We will adopt publicly available foundation models based on the equivariant message passing graph neural network architecture MACE, and evaluate three distinct fine-tuning scenarios:
1. Single-material models, where the aim is to rapidly obtain highly accurate MLIPs for individual compounds using GGA/metaGGA-level DFT reference data. A key objective will be to identify the smallest amount of reference data needed for this task.
2. Materials-Family level models, where the task is to obtain transferable MLIPs that span chemically related materials, also at the GGA/metaGGA-level DFT data.
3. Beyond DFT level models. Here we aim to use reference data at a beyond-DFT level, specifically the random phase approximation (RPA)-level.

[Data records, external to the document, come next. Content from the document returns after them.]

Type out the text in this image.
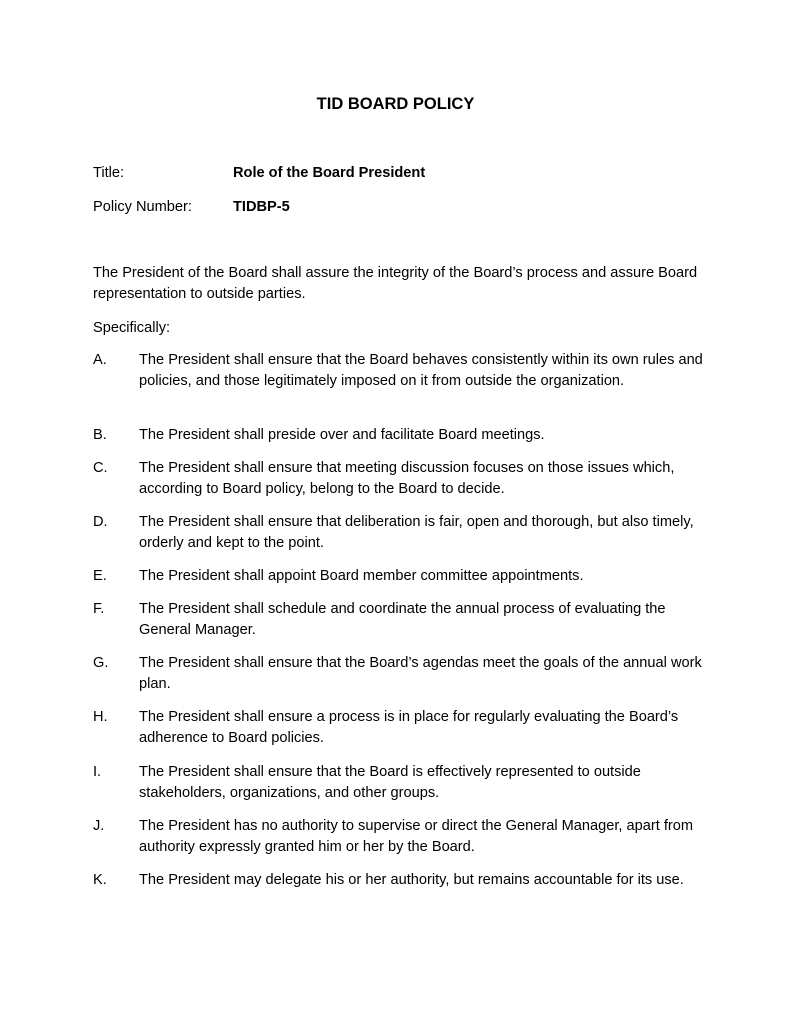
TID BOARD POLICY
Title:	Role of the Board President
Policy Number:	TIDBP-5
The President of the Board shall assure the integrity of the Board’s process and assure Board representation to outside parties.
Specifically:
A.	The President shall ensure that the Board behaves consistently within its own rules and policies, and those legitimately imposed on it from outside the organization.
B.	The President shall preside over and facilitate Board meetings.
C.	The President shall ensure that meeting discussion focuses on those issues which, according to Board policy, belong to the Board to decide.
D.	The President shall ensure that deliberation is fair, open and thorough, but also timely, orderly and kept to the point.
E.	The President shall appoint Board member committee appointments.
F.	The President shall schedule and coordinate the annual process of evaluating the General Manager.
G.	The President shall ensure that the Board’s agendas meet the goals of the annual work plan.
H.	The President shall ensure a process is in place for regularly evaluating the Board’s adherence to Board policies.
I.	The President shall ensure that the Board is effectively represented to outside stakeholders, organizations, and other groups.
J.	The President has no authority to supervise or direct the General Manager, apart from authority expressly granted him or her by the Board.
K.	The President may delegate his or her authority, but remains accountable for its use.
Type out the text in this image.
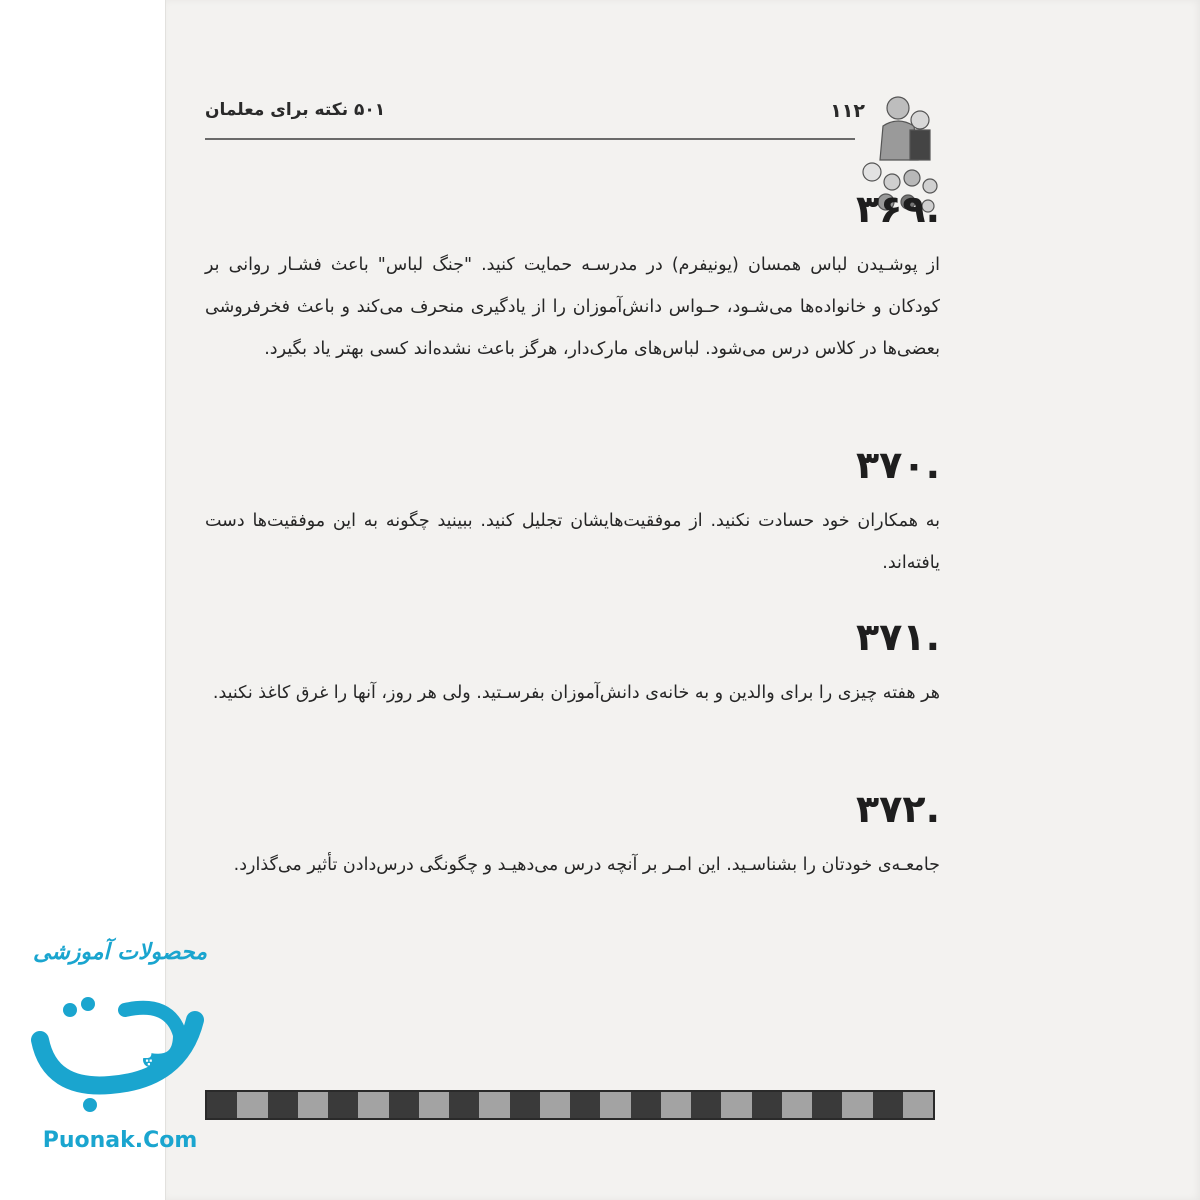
۱۱۲
۵۰۱ نکته برای معلمان
۳۶۹.
از پوشـیدن لباس همسان (یونیفرم) در مدرسـه حمایت کنید. "جنگ لباس" باعث فشـار روانی بر کودکان و خانواده‌ها می‌شـود، حـواس دانش‌آموزان را از یادگیری منحرف می‌کند و باعث فخرفروشی بعضی‌ها در کلاس درس می‌شود. لباس‌های مارک‌دار، هرگز باعث نشده‌اند کسی بهتر یاد بگیرد.
۳۷۰.
به همکاران خود حسادت نکنید. از موفقیت‌هایشان تجلیل کنید. ببینید چگونه به این موفقیت‌ها دست یافته‌اند.
۳۷۱.
هر هفته چیزی را برای والدین و به خانه‌ی دانش‌آموزان بفرسـتید. ولی هر روز، آنها را غرق کاغذ نکنید.
۳۷۲.
جامعـه‌ی خودتان را بشناسـید. این امـر بر آنچه درس می‌دهیـد و چگونگی درس‌دادن تأثیر می‌گذارد.
محصولات آموزشی
پونک
Puonak.Com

We will fine-tune on small, carefully selected RPA-datasets, guided by data-efficiency insights from task 1.
After fine-tuning, the models will be repeatedly inferenced in molecular dynamics (MD) simulations, to evaluate their performance in predicting a range of key physical quantities. We will have a focus on phase transformations in materials, this is a particularly challenging task for MLIPs as it requires accurately describing the relative energetics of multiple, potentially quite different phases of a material. A key application area that we will pay attention to is prospective barocaloric materials for solid-state cooling applications.